Thursday, December 11, 2008

It's a Black Thing

Or rather I should put it this way; if it was a white thing, it wouldn't be happening. For the past few years, people in Darfur (in Sudan) have been put to death because of the color of their skin (black). In the past year, the slaughter has continued with an average of five thousand people losing their lives each month, not to mention the raping of women and little girls. Four years after President Bush declared the mass killings there genocide, the horrors continue. As many as 300,000 people have been killed and 2.7 million driven from their homes. Genocide is the magic word, the trigger word, that is supposed to ignite the fire of indignation in the civilized world and band nations to together to stop it.
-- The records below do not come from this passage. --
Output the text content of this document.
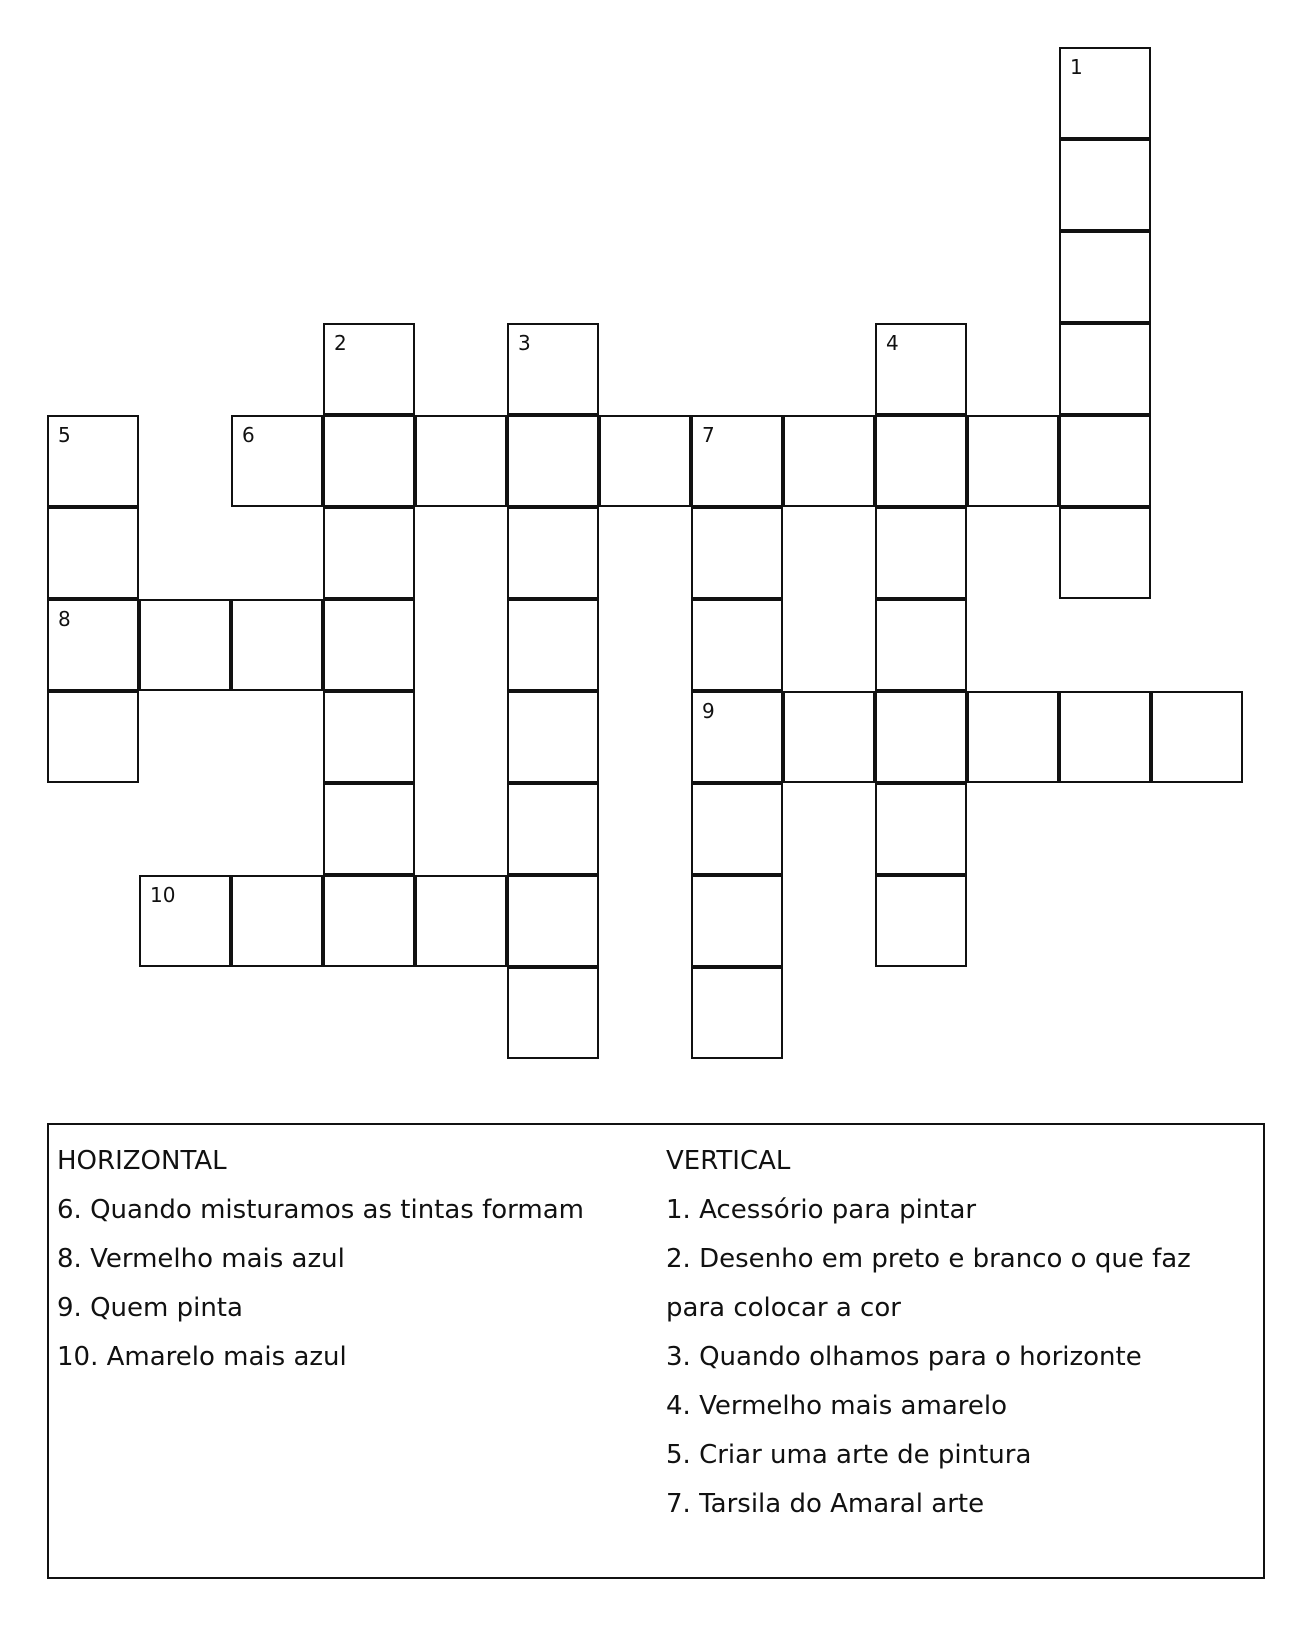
1
2	3	4
5	6	7
8
9
10
HORIZONTAL
6. Quando misturamos as tintas formam
8. Vermelho mais azul
9. Quem pinta
10. Amarelo mais azul
VERTICAL
1. Acessório para pintar
2. Desenho em preto e branco o que faz
para colocar a cor
3. Quando olhamos para o horizonte
4. Vermelho mais amarelo
5. Criar uma arte de pintura
7. Tarsila do Amaral arte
But, this is a message to Bush as well as the rest of the leaders in the civilized world; words, fancy words, expressions of indignation, don't mean a damn thing unless you do some thing about it. There are two specific points I want to make about this human tragedy. The first, it is heartbreakingly clear that if the people who have have been murdered and are being murdered were white-skinned, this would not be happening. Our country would be present in a heart beat to stop the outrage. The second, Bush's toleration of this situation, in spite of his words, will be viewed by historians fifty years from now as his greatest failing as the leader of the free world. Think Pope Pius during World War II. His legacy is damaged by his passive acceptance of the knowledge of the Holocaust and staying silent rather than using the bully pulpit. Bush, on the other hand, publicly admits the existence of genocide, has the power and the means to address it, but has done nothing. It's kind'a like the international version of Bush's response to the victims of Katrina, yet much worse.